Le président de l’ordre national des médecins a mis en exergue hier à Alger, l’importance de l’installation immédiate de l’agence nationale du médicament, afin de régulariser son importation.
Selon le président, l’agence doit être installée le plus tôt possible « pour prendre en charge des décisions commerciales, ainsi que celles relatives à la pharmacovigilance et aux médicaments génétiques » a-t-il affirmé. Cela permettra selon lui, à la Pharmacie centrale des hôpitaux (PCH) de devenir un organisme de stockage et de distribution. « Il faut avertir à l’avance les fournisseurs pour qu’ils puissent mettre à disposition, les médicaments ou la matière première.

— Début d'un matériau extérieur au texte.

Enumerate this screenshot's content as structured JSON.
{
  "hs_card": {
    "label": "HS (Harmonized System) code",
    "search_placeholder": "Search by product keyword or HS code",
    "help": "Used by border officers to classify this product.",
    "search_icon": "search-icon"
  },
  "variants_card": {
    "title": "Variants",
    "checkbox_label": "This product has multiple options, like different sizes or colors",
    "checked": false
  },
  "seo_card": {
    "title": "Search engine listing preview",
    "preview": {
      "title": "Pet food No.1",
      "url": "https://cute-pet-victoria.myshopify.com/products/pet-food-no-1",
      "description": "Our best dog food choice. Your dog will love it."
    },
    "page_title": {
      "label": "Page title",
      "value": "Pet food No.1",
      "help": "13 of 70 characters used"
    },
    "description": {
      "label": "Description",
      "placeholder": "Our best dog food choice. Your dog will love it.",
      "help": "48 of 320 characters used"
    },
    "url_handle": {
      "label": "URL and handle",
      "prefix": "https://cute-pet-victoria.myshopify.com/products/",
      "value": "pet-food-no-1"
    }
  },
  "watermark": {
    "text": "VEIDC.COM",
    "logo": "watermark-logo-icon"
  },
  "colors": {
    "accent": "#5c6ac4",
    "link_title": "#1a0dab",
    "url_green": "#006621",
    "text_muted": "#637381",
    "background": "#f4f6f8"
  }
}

La PCH doit donc jouer ce rôle de stockage pour alimenter les secteurs publics et privés » a-t-il précisé. Il a également estimé que l’installation de cette agence « va mettre fin aux moyens de pression, exercés sur les décideurs au niveau des hôpitaux et du personnel technique », a-t-il expliqué en référence à la pénurie du médicament existante actuellement. Dans ce sens, le même responsable a tenu à souligner que les 4 % du PNB consacrés à la santé en Algérie ne sont pas suffisants. « L’Algérie doit utiliser son embellie financière pour acheter les médicaments qu’il faut, au moindre coût et privilégier le générique », a-t-il préconisé tout en insistant sur l’importance de mettre de l’ordre et de l’éthique dans la distribution du médicament. Affirmant que cette agence sera indépendante de l’administration centrale, il a estimé que la gestion administrative par le passé des médicaments « nous a amenés à l’impasse actuelle avec le risque de pénurie et de difficultés d’approvisionnement ».
De ce fait, l’agence doit, selon lui, travailler avec les vrais experts pour les médicaments nécessaires aux pathologies existantes en Algérie, précisant qu’elle doit être en mesure de « déterminer les médicaments essentiels, commander en temps utile, décider du rapport qualité prix et avoir toutes les possibilités de manœuvre ».